One oral vaccine is already in early clinical trials, underpinned by technology developed in the UK. Kate Bingham, former chair of the country’s Vaccine Taskforce, recently advocated development of nasal, oral and skin-patch vaccines, to complement existing vaccines and make widespread delivery easier in less developed countries.

‘Economical production’

The Lancaster team says that as well as being easier to administer than injections, their vaccine could be scaled up and distributed using the existing global infrastructure for flu vaccines.

The vaccine still needs to go through human trials and medicines approval, but team member Mohammed Rohaim, a senior lecturer at the university, said “the scalability and economical production make this vaccine candidate suitable for low- and middle-income countries”.

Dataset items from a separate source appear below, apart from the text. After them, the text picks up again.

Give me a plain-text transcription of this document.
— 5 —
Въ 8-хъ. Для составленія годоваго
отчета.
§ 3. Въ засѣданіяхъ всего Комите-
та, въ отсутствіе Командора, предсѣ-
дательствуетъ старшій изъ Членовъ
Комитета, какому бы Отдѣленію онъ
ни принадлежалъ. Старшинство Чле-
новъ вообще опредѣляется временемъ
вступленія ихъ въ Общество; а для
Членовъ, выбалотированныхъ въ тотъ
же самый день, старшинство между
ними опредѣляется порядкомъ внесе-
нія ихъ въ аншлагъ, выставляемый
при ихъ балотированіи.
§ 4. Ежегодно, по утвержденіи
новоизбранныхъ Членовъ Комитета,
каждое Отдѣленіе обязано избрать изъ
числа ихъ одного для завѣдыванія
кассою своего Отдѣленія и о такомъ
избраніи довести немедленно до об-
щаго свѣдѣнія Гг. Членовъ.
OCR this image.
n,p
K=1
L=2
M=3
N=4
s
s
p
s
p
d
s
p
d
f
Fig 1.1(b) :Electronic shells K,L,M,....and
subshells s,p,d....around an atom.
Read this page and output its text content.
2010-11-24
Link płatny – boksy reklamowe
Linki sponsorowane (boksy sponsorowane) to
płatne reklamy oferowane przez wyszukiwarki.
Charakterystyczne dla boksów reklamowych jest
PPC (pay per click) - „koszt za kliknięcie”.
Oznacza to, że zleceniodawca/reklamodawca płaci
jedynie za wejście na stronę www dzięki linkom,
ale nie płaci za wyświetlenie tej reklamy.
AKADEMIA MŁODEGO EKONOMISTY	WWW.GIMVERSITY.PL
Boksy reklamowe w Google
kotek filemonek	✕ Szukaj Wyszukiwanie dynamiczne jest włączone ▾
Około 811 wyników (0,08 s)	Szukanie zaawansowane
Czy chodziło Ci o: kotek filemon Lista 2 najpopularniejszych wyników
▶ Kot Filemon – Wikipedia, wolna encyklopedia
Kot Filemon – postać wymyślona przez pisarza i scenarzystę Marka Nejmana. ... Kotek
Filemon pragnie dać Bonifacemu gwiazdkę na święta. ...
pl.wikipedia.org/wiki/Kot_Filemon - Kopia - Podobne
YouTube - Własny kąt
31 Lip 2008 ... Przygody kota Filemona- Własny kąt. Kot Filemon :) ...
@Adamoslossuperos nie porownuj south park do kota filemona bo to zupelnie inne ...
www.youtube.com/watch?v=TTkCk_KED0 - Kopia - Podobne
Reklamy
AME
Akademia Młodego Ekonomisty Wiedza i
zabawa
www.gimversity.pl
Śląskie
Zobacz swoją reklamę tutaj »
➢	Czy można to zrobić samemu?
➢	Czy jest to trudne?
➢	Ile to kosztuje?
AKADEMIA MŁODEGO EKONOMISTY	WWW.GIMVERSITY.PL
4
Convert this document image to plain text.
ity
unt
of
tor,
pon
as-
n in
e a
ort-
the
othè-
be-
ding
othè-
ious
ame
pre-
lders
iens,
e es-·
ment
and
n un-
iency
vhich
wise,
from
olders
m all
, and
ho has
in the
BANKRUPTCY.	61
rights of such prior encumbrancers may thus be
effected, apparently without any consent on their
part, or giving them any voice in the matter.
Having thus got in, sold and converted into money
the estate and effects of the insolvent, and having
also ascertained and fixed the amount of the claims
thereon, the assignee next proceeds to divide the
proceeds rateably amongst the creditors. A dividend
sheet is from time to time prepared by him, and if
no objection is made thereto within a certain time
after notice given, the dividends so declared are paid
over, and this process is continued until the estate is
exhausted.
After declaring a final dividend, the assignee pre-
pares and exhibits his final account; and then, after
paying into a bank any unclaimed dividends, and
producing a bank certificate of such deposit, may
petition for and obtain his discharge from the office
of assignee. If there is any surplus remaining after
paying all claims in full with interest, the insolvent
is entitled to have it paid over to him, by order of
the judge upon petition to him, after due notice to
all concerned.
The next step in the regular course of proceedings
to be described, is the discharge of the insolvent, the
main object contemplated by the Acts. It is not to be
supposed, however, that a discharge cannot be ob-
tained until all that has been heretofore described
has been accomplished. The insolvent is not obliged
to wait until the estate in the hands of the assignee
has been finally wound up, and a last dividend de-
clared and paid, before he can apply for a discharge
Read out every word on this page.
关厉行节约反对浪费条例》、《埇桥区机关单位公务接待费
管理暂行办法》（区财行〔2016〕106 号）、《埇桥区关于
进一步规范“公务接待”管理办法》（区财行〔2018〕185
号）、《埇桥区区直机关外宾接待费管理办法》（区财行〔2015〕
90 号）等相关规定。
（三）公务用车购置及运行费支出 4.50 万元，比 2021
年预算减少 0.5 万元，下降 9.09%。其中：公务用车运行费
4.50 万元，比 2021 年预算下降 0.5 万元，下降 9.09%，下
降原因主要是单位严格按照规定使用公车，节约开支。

Even those researchers who have already got vaccines to market are thinking along similar lines to look at improvements.

Sarah Gilbert is a professor of vaccinology at the University of Oxford and led the effort on the Oxford-AstraZeneca vaccine, which is already being administered across the country.

She said her team is “also thinking about second generation formulations of the vaccine”, which could include nasal sprays. “It would have a lot of benefits for vaccine rollout if you did not have to use needles and syringes on people,” she added.

So far, 62 out 64 Covid-19 vaccines in clinical development are injections, according to the World Health Organisation pipeline list.